Article 10: Your rights
You have the right to access, correct, erase, restrict, transfer, or object to the personal data that we process, unless we cannot execute these rights based on a legal obligation or whenever exceptions apply. For example, we are required to keep certain personal and payment data based on legal obligations (as stated under point 6), which means that we cannot always delete all of your personal data when you request it.

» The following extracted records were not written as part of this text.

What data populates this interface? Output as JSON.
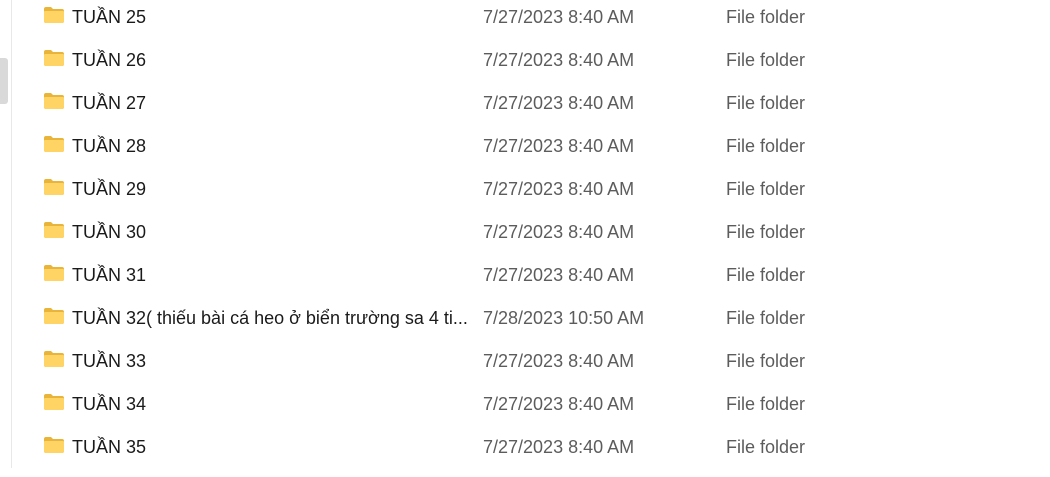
{
  "colors": {
    "folder_back": "#e8b53a",
    "folder_front": "#ffd464",
    "name_text": "#1a1a1a",
    "meta_text": "#5c5c5c"
  },
  "files": [
    {
      "name": "TUẦN 25",
      "date_modified": "7/27/2023 8:40 AM",
      "type": "File folder",
      "icon": "folder-icon"
    },
    {
      "name": "TUẦN 26",
      "date_modified": "7/27/2023 8:40 AM",
      "type": "File folder",
      "icon": "folder-icon"
    },
    {
      "name": "TUẦN 27",
      "date_modified": "7/27/2023 8:40 AM",
      "type": "File folder",
      "icon": "folder-icon"
    },
    {
      "name": "TUẦN 28",
      "date_modified": "7/27/2023 8:40 AM",
      "type": "File folder",
      "icon": "folder-icon"
    },
    {
      "name": "TUẦN 29",
      "date_modified": "7/27/2023 8:40 AM",
      "type": "File folder",
      "icon": "folder-icon"
    },
    {
      "name": "TUẦN 30",
      "date_modified": "7/27/2023 8:40 AM",
      "type": "File folder",
      "icon": "folder-icon"
    },
    {
      "name": "TUẦN 31",
      "date_modified": "7/27/2023 8:40 AM",
      "type": "File folder",
      "icon": "folder-icon"
    },
    {
      "name": "TUẦN 32( thiếu bài cá heo ở biển trường sa 4 ti...",
      "date_modified": "7/28/2023 10:50 AM",
      "type": "File folder",
      "icon": "folder-icon"
    },
    {
      "name": "TUẦN 33",
      "date_modified": "7/27/2023 8:40 AM",
      "type": "File folder",
      "icon": "folder-icon"
    },
    {
      "name": "TUẦN 34",
      "date_modified": "7/27/2023 8:40 AM",
      "type": "File folder",
      "icon": "folder-icon"
    },
    {
      "name": "TUẦN 35",
      "date_modified": "7/27/2023 8:40 AM",
      "type": "File folder",
      "icon": "folder-icon"
    }
  ]
}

You can send your request to exercise your privacy right(s) to dpo@prosper.exchange. If we are not able to verify it is you directly, we may ask you to send a copy of your identification (i.e. a passport or identity card). Please make sure that in this copy your passport photo, MRZ (machine readable zone, the strip with numbers at the bottom of the passport), passport number and citizen service number (BSN) have been redacted to protect your privacy. We will then respond to your request as soon as possible, but in any case within one month after receipt, unless the request is of such excessive nature that we may extend that period with another 2 months.
Article 11: Contact
If you have any questions about this agreement, please feel free to contact us at support@prosper.exchange
Article 12: Data protection officer
You can reach Prosper’s Data Protection Officer at dpo@prosper.exchange.
Complaints
You can also complain about our processing of your personal information to the relevant data protection authority. You can complain in the EU member state where you live or work, or in the place where the alleged breach of data protection law has taken place. In the Netherlands, the relevant data protection authority is the Autoriteit Persoonsgegevens (AP).